Análise: Lula reaparece mesclando “jararaca” com “paz e amor”

O alvo do presidente pode ser o centrão, que não entrou na base do governo de Jair Bolsonaro

Michael Melo/MetrópolesMichael Melo/Metrópoles

atualizado 12/11/2019 12:11

A volta do ex-presidente Luiz Inácio Lula da Silva ao cenário político brasileiro resgatou duas imagens que o petista cultivou ao longo da carreira. O Lulinha “paz e amor” e a “jararaca”.

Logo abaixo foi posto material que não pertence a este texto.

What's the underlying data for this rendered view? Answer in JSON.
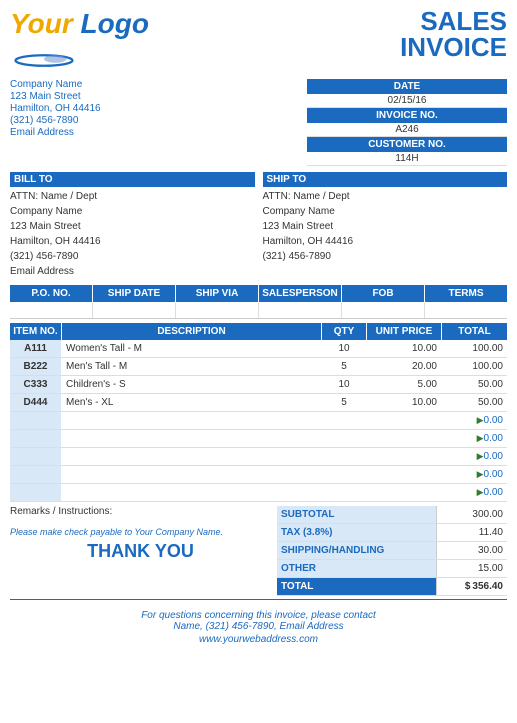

O primeiro arquétipo foi criado para as eleições de 2002. Tido por boa parte do eleitorado como radical, o petista amenizou o tom de seus discursos e ascendeu à Presidência. Na saída da cadeia, disse que não queria “vingança”, e fez ataques a personagens, mas não às instituições.

No governo, Lula aliou-se ao centro e fez uma gestão que foi muitas coisas, mas não extremista. Manteve a política econômica do seu antecessor, Fernando Henrique Cardoso, e ampliou programas sociais.

Como resultado, saiu do poder amplamente aprovado pela opinião pública e costurou o centro na vice de Dilma Rousseff, seu “poste”.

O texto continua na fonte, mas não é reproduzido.